“Expected number of viewings” is perfectly well-defined. Let’s say that we have a very large number of movie-watchers, each with a DVD player with a busted remote, and they all watch the movie again and again until they see all of the endings. Some of them will only watch it 3 times, some of them will watch it 4 times, a very small proportion of them will watch it a gazillion times, and so on. Add up all of those viewings, and divide by the number of viewers, and you’ll have the expected number of viewings.
But couldn’t it be interpreted that way?
Suppose, to simplify the problem, there are only two endings, each with a 0.50 probability of showing up each time the movie is played. (The three-ending case is more complicated, and is left as an exercise for the interested reader. 
) Suppose you keep watching until you’ve seen both endings. What’s the expected number (in the long-term-average sense) of times you’d have to watch?
If my reasoning is correct*, there’s a 1/2 probability you’d have to watch exactly two times, a 1/4 probability you’d watch exactly 3 times, a 1/8 probability you’d watch exactly 4 times, a 1/16 probability you’d watch exactly 5 times, etc.
So the expected value of the number of times would be
2*(1/2) + 3*(1/4) + 4*(1/8) + 5*(1/16) + …
= 3**.
*Here’s my reasoning on the probabilities:
For your first two viewings, the endings you see are either AA, AB, BA, or BB, giving you a 2 out of 4 (= 1/2) probability of seeing both.
The probability that you’ll need exactly 3 viewings is the probability that the first two weren’t enough (1/2) times the probability that the third time you see the viewing you haven’t seen yet.
The probability that you’ll need exactly 4 viewings is the probability that the first three weren’t enough (1 – 1/2 – 1/4 = 1/4) times the probability that the fourth time you see the one you haven’t seen.
And so on.
**I got the value of 3 by brute-force calculation (in Excel). Does anyone know of an easy way to prove that the sum of this infinite series is 3?
You are describing a different problem than me. Maybe that’s part of the issue.
I was describing how to calculate the odds of getting at least one head for a number of flips given in advance. The odds of getting at least one head in two flips is indeed 75% (that is, 25% of the outcomes have no heads).
You are describing the person who keeps flipping until he gets the first head then stops. In that case, the answer is more complicated, similar to **Indistinguishable’s ** answer.
Now allow me to move from argumentative mode to “I don’t get it” mode. 
There’s still something I don’t get about this solution. Let’s go back and look at **Indistinguishable’s ** answer of 5.5. I understand what this means mathematically but not in practical terms.
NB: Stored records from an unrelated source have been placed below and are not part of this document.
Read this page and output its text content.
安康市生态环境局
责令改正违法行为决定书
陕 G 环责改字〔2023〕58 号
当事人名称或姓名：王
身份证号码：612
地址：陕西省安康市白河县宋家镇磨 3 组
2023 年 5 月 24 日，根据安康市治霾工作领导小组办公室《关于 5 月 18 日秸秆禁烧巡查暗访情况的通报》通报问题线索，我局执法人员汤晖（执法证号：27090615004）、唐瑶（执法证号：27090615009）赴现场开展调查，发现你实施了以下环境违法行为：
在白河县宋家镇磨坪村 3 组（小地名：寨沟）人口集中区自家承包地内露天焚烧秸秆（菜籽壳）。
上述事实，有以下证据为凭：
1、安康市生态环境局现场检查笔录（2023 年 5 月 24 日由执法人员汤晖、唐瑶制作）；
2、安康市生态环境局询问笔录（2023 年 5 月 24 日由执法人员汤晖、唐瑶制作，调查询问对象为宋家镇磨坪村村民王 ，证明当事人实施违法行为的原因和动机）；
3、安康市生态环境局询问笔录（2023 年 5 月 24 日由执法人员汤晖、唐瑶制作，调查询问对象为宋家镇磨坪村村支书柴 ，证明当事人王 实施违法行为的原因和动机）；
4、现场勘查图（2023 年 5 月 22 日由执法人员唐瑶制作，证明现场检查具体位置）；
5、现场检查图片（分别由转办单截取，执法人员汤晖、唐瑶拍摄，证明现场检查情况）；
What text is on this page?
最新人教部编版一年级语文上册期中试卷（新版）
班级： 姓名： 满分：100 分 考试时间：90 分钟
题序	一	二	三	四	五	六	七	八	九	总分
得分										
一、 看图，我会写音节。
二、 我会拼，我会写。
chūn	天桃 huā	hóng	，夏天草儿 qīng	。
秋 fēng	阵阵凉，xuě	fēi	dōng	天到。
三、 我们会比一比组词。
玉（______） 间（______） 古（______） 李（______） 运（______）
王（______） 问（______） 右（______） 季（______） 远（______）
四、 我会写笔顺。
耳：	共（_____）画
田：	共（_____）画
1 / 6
How does this answer the OP question, " the number of showings most likely needed to see all 3 endings"? Does that mean if I start viewing until I see all three endings then stop, that my most likely stopping point will be 5.5 viewings? If so I see where we’re going but I didn’t understand that was what the OP was asking. As I said a second ago, I thought the OP was looking for the a priori number of viewings needed to see all three endings.
Yes. Let’s assume, for the time being, that the series does converge, to some value K. Then we have K = 2/2 + 3/4 + 4/8 + 5/16 + … = 1/2 + 1/2 + 1/4 + 2/4 + 1/8 + 3/8 + 1/16 + 4/16 + … = (1/2 + 1/4 + 1/8 + 1/16 + …) + (1/2 + 2/4 + 3/8 + 4/16 …) = 1 + (1/2 + 2/4 + 3/8 + 4/16 …) = (1 + 1/2) + 1/2 * (2/2 + 3/4 + 4/8 + 5/16 + …) = 1 + 1/2 + 1/2*K. Solving for K, we get 3.
Cool!
It doesn’t.
The “most likely” necessary number of viewings is 3 or 4, with equal probability. There is a 22.22% chance the third viewing will be the clincher, a 22.22% chance that the fourth viewing will be the clincher, and a probability which slowly diminishes to zero for larger numbers.
The average number of necessary viewings, over a large number of trials, will be 5.5.
For completeness’s sake, as for how to show that the series actually does converge, one can use the ratio test (the limiting ratio of successive terms will be 1/2; as this is less than 1, the series must converge).